The basic mechanism for training an HMM to a set of sequences is to repeatedly run the following tuning algorithm. First, run the Viterbi algorithm to determine the best path through the model for each sequence, and count the number of times each edge is used and the number of times each character occurs in each state. More sophisticated training algorithms, such as the Baum-Welch method [11], could be used to get expected counts, but this simple method works fairly well.

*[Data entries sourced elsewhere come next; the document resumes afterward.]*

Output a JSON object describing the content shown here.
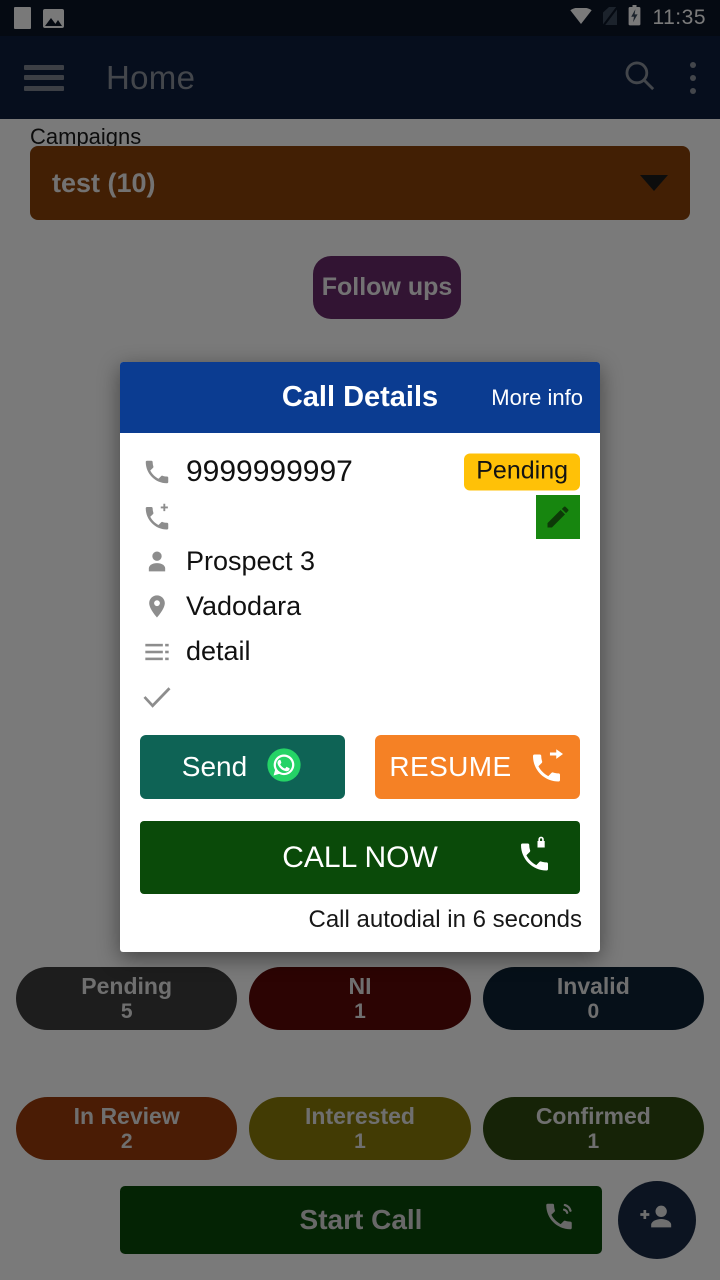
{
  "status_bar": {
    "time": "11:35",
    "icons": [
      "document-icon",
      "image-icon",
      "wifi-icon",
      "no-sim-icon",
      "battery-charging-icon"
    ]
  },
  "app_bar": {
    "menu_icon": "hamburger-menu-icon",
    "title": "Home",
    "search_icon": "search-icon",
    "overflow_icon": "overflow-menu-icon"
  },
  "page": {
    "campaigns_label": "Campaigns",
    "campaign_selected": "test (10)",
    "dropdown_icon": "chevron-down-icon",
    "followups_label": "Follow ups",
    "status_chips": [
      {
        "label": "Pending",
        "count": "5",
        "color": "#3d3d3d"
      },
      {
        "label": "NI",
        "count": "1",
        "color": "#5c0a08"
      },
      {
        "label": "Invalid",
        "count": "0",
        "color": "#0d2236"
      },
      {
        "label": "In Review",
        "count": "2",
        "color": "#9c3b0c"
      },
      {
        "label": "Interested",
        "count": "1",
        "color": "#8a7c0a"
      },
      {
        "label": "Confirmed",
        "count": "1",
        "color": "#2f4a10"
      }
    ],
    "start_call_label": "Start Call",
    "start_call_icon": "phone-ringing-icon",
    "fab_icon": "add-person-icon"
  },
  "dialog": {
    "title": "Call Details",
    "more_info_label": "More info",
    "rows": [
      {
        "icon": "phone-icon",
        "text": "9999999997"
      },
      {
        "icon": "add-call-icon",
        "text": ""
      },
      {
        "icon": "person-icon",
        "text": "Prospect 3"
      },
      {
        "icon": "location-pin-icon",
        "text": "Vadodara"
      },
      {
        "icon": "notes-list-icon",
        "text": "detail"
      },
      {
        "icon": "check-icon",
        "text": ""
      }
    ],
    "status_badge": "Pending",
    "status_badge_color": "#ffc107",
    "edit_icon": "edit-pencil-icon",
    "send_label": "Send",
    "send_icon": "whatsapp-icon",
    "resume_label": "RESUME",
    "resume_icon": "call-forward-icon",
    "call_now_label": "CALL NOW",
    "call_now_icon": "phone-lock-icon",
    "autodial_text": "Call autodial in 6 seconds"
  }
}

After all the sequences in the training set have been counted, the counts can be converted to probabilities for each set of characters in a state and for each set of edges out of a state. As with the counts in the simple Markov model, some care has to be taken with zero counts. Since the counts in the HMM tend to be much larger than in the simple Markov models, the handling does not have to be as careful, and the program just adds the old probability estimate plus a small fixed zero-offset to all the counts.
After the probabilities have been recomputed and converted to costs, the whole tuning step is repeated, either for a fixed number of iterations or until the change in cost per character is less than a user-specified threshold. Generally four iterations are enough to get convergence to better than 0.01 bits/base.
After tuning an HMM, some edges or states may never have been used. A simple pruning step after tuning removes these unused states and edges from the HMM.
Useless states and edges occur fairly commonly on the automatically
constructed HMMs because parallel sequences are often constructed.
For example, in Section 2.5
the states for tGg and cGg
matched exactly the same characters.
In training, one of the two states will get a higher count (hence
lower cost) and the other will become unused.
The smaller models in Table 3
on
page
(hmm125, small, and cross) were
constructed from simple Markov models by the methods of
Section 2.5
and tuned on the seed sequences (REP99-gxn).
Unused edges and states were removed, and the models were made
slightly more general by flattening the
probabilities--re-estimating the probabilities from the counts using
a larger zero-offset than used in the tuning. (These models were
flattened with a zero-offset of 0.1.)